Engineers solve the mystery behind their unresponsive $200 million robot


Dextre, the giant robot being assembled on the International Space Station, has regained its power.

The glitch that left the robot unresponsive was not an issue with the robot itself, but with a faulty cable that should have been feeding it electricity and computer commands.

After several days of engineers from NASA and the Canadian Space Agency grappling to find an answer to why the $200 million, 12-foot-tall robot wouldn't power up or respond to computer commands, their troubleshooting paid off late Friday night.

Bypassing what engineers had suspected was a faulty cable, the space station crew grab hold of Dextre -- pronounced "Dexter" -- with Canadarm 2, which is a large robotic arm that has been on the space station for the past seven years. NASA reported on its Web site Saturday that they grappled the Canadian-built Dextre 9:59 p.m. EDT on Friday. Canadarm2 successfully powered up Dextre 11 minutes later.

Being able to power up the robot, which was carried aloft aboard the space shuttle Endeavour, was critical, explained Michel Wander, a systems engineer who worked on Dextre at the Canadian Space Agency.
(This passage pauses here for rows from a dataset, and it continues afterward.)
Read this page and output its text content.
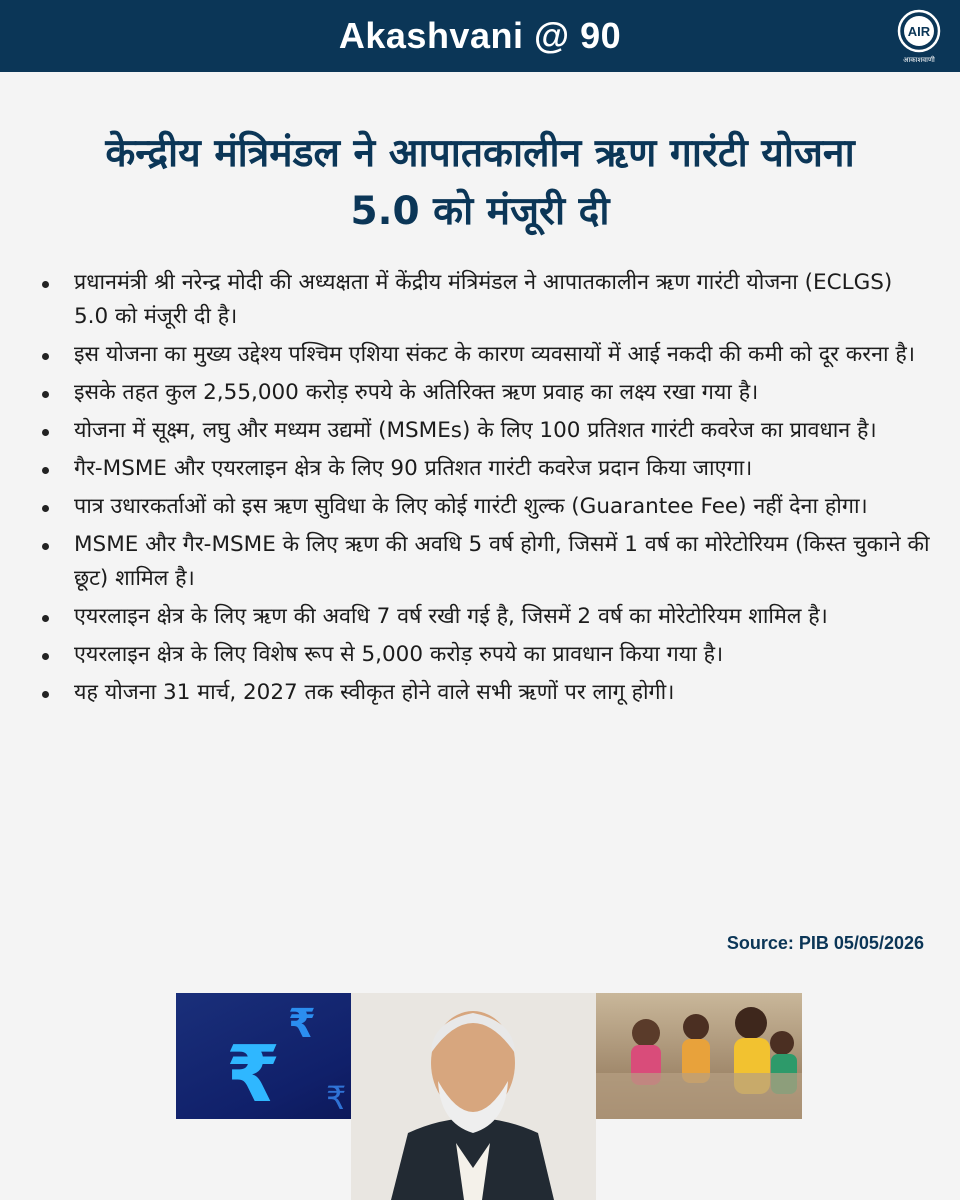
Akashvani @ 90	AIR
आकाशवाणी
केन्द्रीय मंत्रिमंडल ने आपातकालीन ऋण गारंटी योजना
5.0 को मंजूरी दी
प्रधानमंत्री श्री नरेन्द्र मोदी की अध्यक्षता में केंद्रीय मंत्रिमंडल ने आपातकालीन ऋण गारंटी योजना (ECLGS) 5.0 को मंजूरी दी है।
इस योजना का मुख्य उद्देश्य पश्चिम एशिया संकट के कारण व्यवसायों में आई नकदी की कमी को दूर करना है।
इसके तहत कुल 2,55,000 करोड़ रुपये के अतिरिक्त ऋण प्रवाह का लक्ष्य रखा गया है।
योजना में सूक्ष्म, लघु और मध्यम उद्यमों (MSMEs) के लिए 100 प्रतिशत गारंटी कवरेज का प्रावधान है।
गैर-MSME और एयरलाइन क्षेत्र के लिए 90 प्रतिशत गारंटी कवरेज प्रदान किया जाएगा।
पात्र उधारकर्ताओं को इस ऋण सुविधा के लिए कोई गारंटी शुल्क (Guarantee Fee) नहीं देना होगा।
MSME और गैर-MSME के लिए ऋण की अवधि 5 वर्ष होगी, जिसमें 1 वर्ष का मोरेटोरियम (किस्त चुकाने की छूट) शामिल है।
एयरलाइन क्षेत्र के लिए ऋण की अवधि 7 वर्ष रखी गई है, जिसमें 2 वर्ष का मोरेटोरियम शामिल है।
एयरलाइन क्षेत्र के लिए विशेष रूप से 5,000 करोड़ रुपये का प्रावधान किया गया है।
यह योजना 31 मार्च, 2027 तक स्वीकृत होने वाले सभी ऋणों पर लागू होगी।
Source: PIB 05/05/2026
₹
₹
₹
"The problem with not being able to power up the robot -- other than having an unresponsive 3,400-lb., $2 million robot attached to the space station -- is that Dextre eventually will need to receive enough electricity to keeps its joints, cameras and sensors from freezing up in the harsh conditions of space," he said. Wander had said in an earlier interview that astronauts had already covered the robot with thermal blankets but that in about a week, those blankets wouldn't be enough to protect the robot from the brutal cold.

The engineers at NASA and the Canadian Space Agency first suspected that the problem was a bug in the software. Canadian programmers immediately began building a patch that was sent to the space station via radio dishes. The software patch didn't fix the problem.

After that, Wander said, the engineers suspected a configuration problem with the cable that links Dextre to the pallet that the robot is attached to. Electricity and software commands should be going to Dextre through the cable.

Dextre was designed to handle maintenance jobs outside the space station, relieving astronauts from having to perform many dangerous space walks.

Later this weekend, astronauts are slated to attach Dextre's arms to its body. It's grippers, or hands, were attached to the arms earlier this week.